Lawyers with body art subject of new book Inked IncAt CKA Mediation Blog, Chris Annunziata asks, “What Is Appropriate Law Firm Attire Nowadays?

I would pose a far more interesting question: what might that attire be concealing?

We mediators are keepers of secrets. People trust us with sensitive information. We know their vulnerabilities, their self-doubt, their long-nursed wrongs, their secretly nurtured hopes. We have seen the hiding places of the human heart.

Yet it’s not only mediators to whom confidences are trusted. Designer and corporate lawyer David Kimelberg is the creator of Inked Inc., a photography project and book exploring the intersection of corporate and alternative culture, in which professionals roll up their sleeves and reveal the tattoos beneath the pinstripes.

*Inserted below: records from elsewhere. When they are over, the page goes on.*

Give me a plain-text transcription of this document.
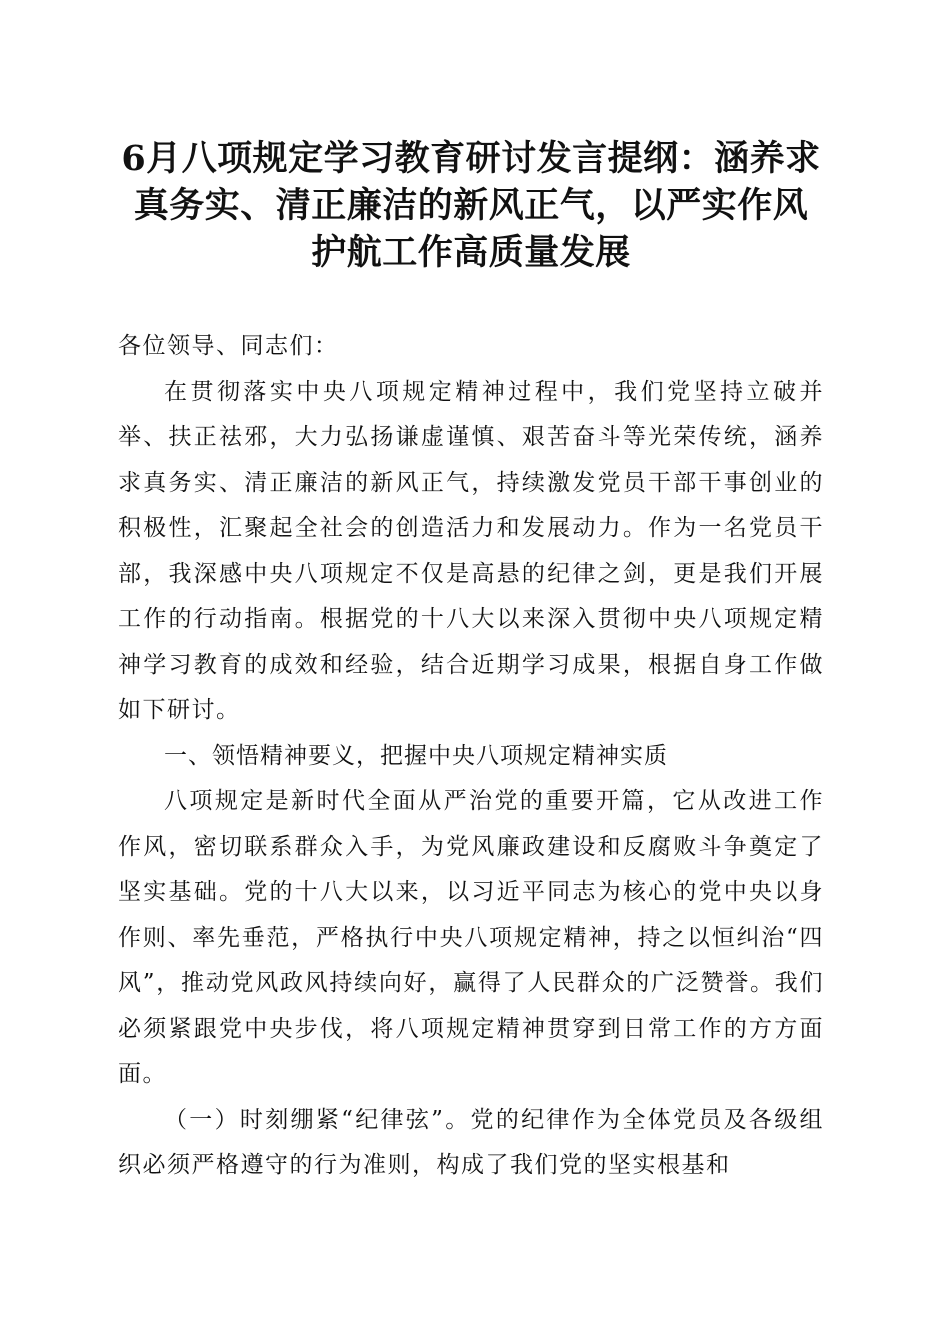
6月八项规定学习教育研讨发言提纲：涵养求真务实、清正廉洁的新风正气，以严实作风护航工作高质量发展

各位领导、同志们：

在贯彻落实中央八项规定精神过程中，我们党坚持立破并举、扶正祛邪，大力弘扬谦虚谨慎、艰苦奋斗等光荣传统，涵养求真务实、清正廉洁的新风正气，持续激发党员干部干事创业的积极性，汇聚起全社会的创造活力和发展动力。作为一名党员干部，我深感中央八项规定不仅是高悬的纪律之剑，更是我们开展工作的行动指南。根据党的十八大以来深入贯彻中央八项规定精神学习教育的成效和经验，结合近期学习成果，根据自身工作做如下研讨。

一、领悟精神要义，把握中央八项规定精神实质

八项规定是新时代全面从严治党的重要开篇，它从改进工作作风，密切联系群众入手，为党风廉政建设和反腐败斗争奠定了坚实基础。党的十八大以来，以习近平同志为核心的党中央以身作则、率先垂范，严格执行中央八项规定精神，持之以恒纠治“四风”，推动党风政风持续向好，赢得了人民群众的广泛赞誉。我们必须紧跟党中央步伐，将八项规定精神贯穿到日常工作的方方面面。

（一）时刻绷紧“纪律弦”。党的纪律作为全体党员及各级组织必须严格遵守的行为准则，构成了我们党的坚实根基和
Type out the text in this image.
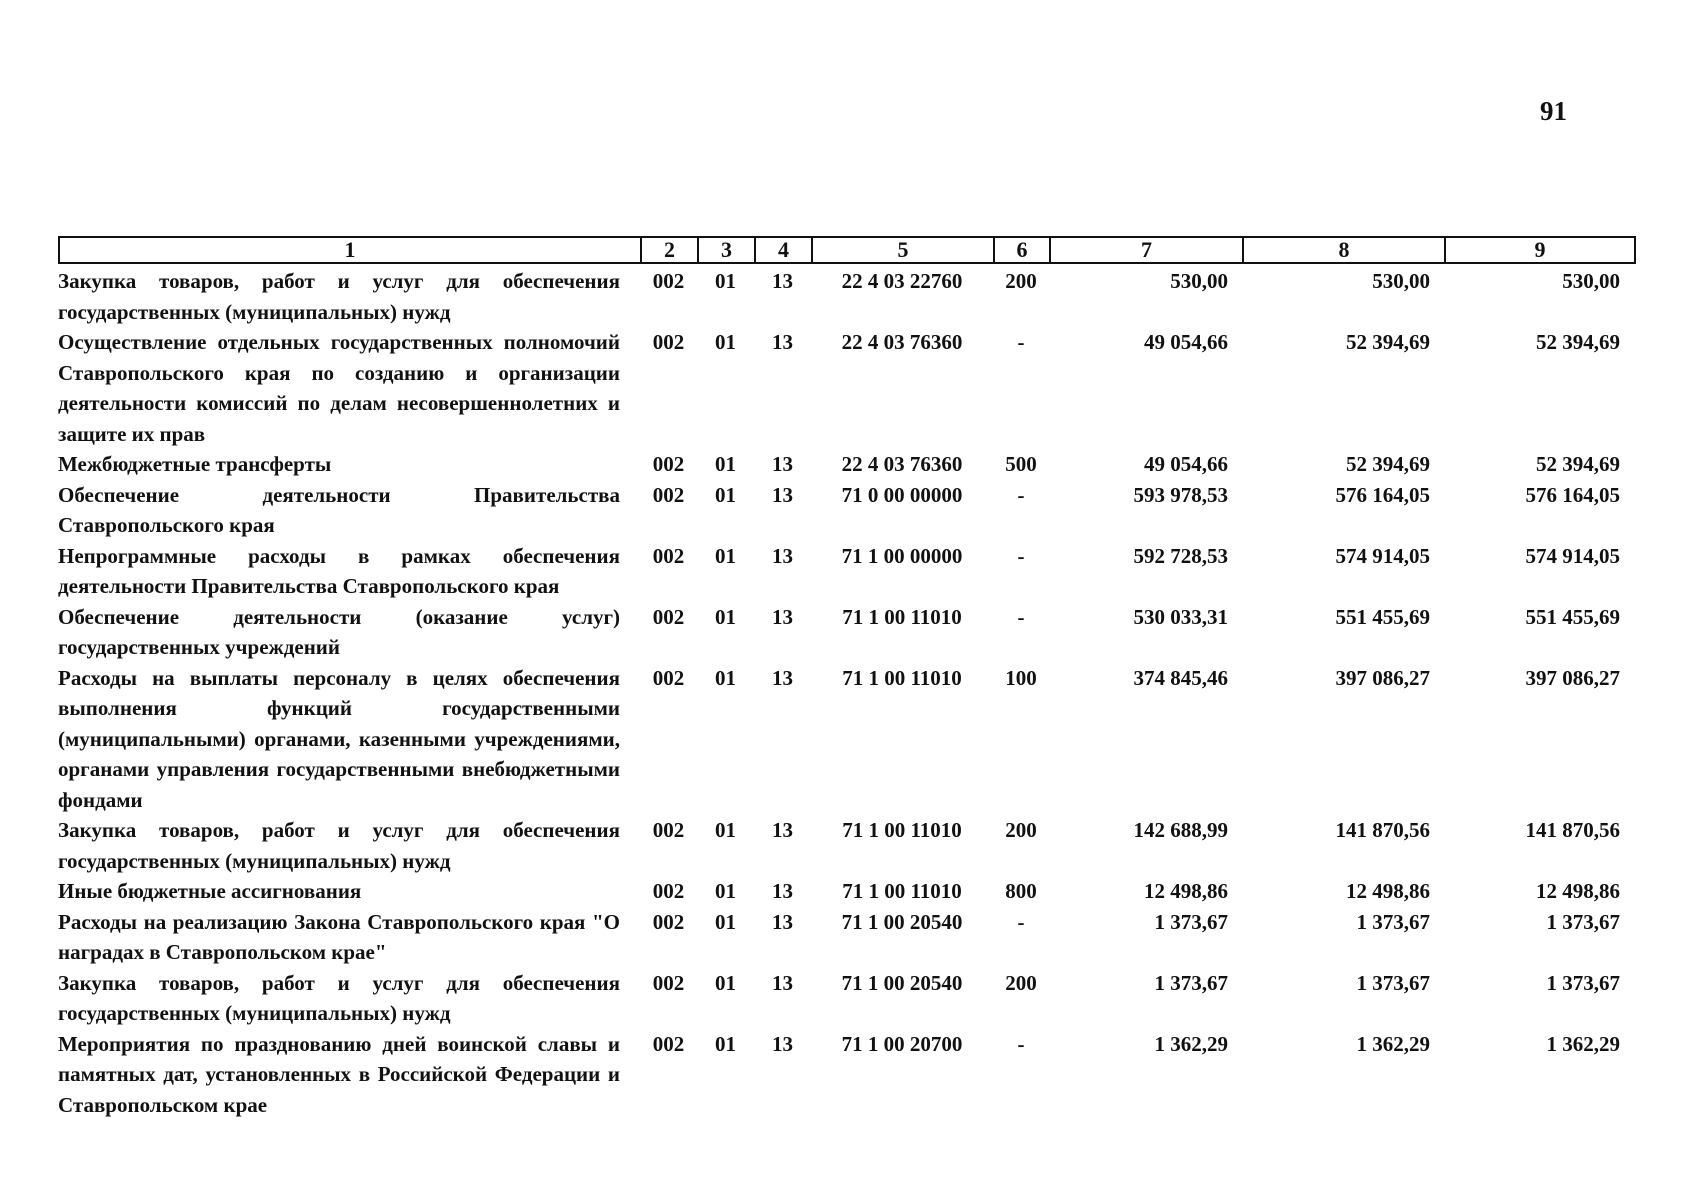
91
1	2	3	4	5	6	7	8	9
Закупка товаров, работ и услуг для обеспечения государственных (муниципальных) нужд	002	01	13	22 4 03 22760	200	530,00	530,00	530,00
Осуществление отдельных государственных полномочий Ставропольского края по созданию и организации деятельности комиссий по делам несовершеннолетних и защите их прав	002	01	13	22 4 03 76360	-	49 054,66	52 394,69	52 394,69
Межбюджетные трансферты	002	01	13	22 4 03 76360	500	49 054,66	52 394,69	52 394,69
Обеспечение деятельности Правительства Ставропольского края	002	01	13	71 0 00 00000	-	593 978,53	576 164,05	576 164,05
Непрограммные расходы в рамках обеспечения деятельности Правительства Ставропольского края	002	01	13	71 1 00 00000	-	592 728,53	574 914,05	574 914,05
Обеспечение деятельности (оказание услуг) государственных учреждений	002	01	13	71 1 00 11010	-	530 033,31	551 455,69	551 455,69
Расходы на выплаты персоналу в целях обеспечения выполнения функций государственными (муниципальными) органами, казенными учреждениями, органами управления государственными внебюджетными фондами	002	01	13	71 1 00 11010	100	374 845,46	397 086,27	397 086,27
Закупка товаров, работ и услуг для обеспечения государственных (муниципальных) нужд	002	01	13	71 1 00 11010	200	142 688,99	141 870,56	141 870,56
Иные бюджетные ассигнования	002	01	13	71 1 00 11010	800	12 498,86	12 498,86	12 498,86
Расходы на реализацию Закона Ставропольского края "О наградах в Ставропольском крае"	002	01	13	71 1 00 20540	-	1 373,67	1 373,67	1 373,67
Закупка товаров, работ и услуг для обеспечения государственных (муниципальных) нужд	002	01	13	71 1 00 20540	200	1 373,67	1 373,67	1 373,67
Мероприятия по празднованию дней воинской славы и памятных дат, установленных в Российской Федерации и Ставропольском крае	002	01	13	71 1 00 20700	-	1 362,29	1 362,29	1 362,29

An online gallery of photos of lawyers, doctors, and other professionals shows us images of these individuals in work clothes as well as of the body art they keep hidden from their colleagues. (There are, alas, no mediators, in case you were wondering.) It provides a candid look at individuals straddling the line between the professional and the personal, the corporate and the countercultural, as they proclaim their individuality in a conventional world.

Inked Inc. also provides an online social community.

So . . . inquiring minds want to know. What’ve you got up your sleeve?

3 Responses to “Up my sleeve: body art reveals the inner life of lawyers”
  1. Tammy Lenski says:

    Hmm…nothing up the sleeve but have been considering a nice little ankle tattoo…

  2. Dennis Wakeley says:

    Hmmm… never really thought about it but I can see now how it can be exciting (that may not be the word I’m looking for) to own a tattoo that noone is able to know about. You know, because of dress codes and such. It’s like it is your own personal thing and only people you let into your personal space would be able to see them… hmmm

  3. Diane Levin says:

    In that way I think a tattoo is no different from the other secrets people keep, or the different faces each of us presents depending upon the world we happen to be occupying at any given moment — with colleagues, with clients, with family, or with friends.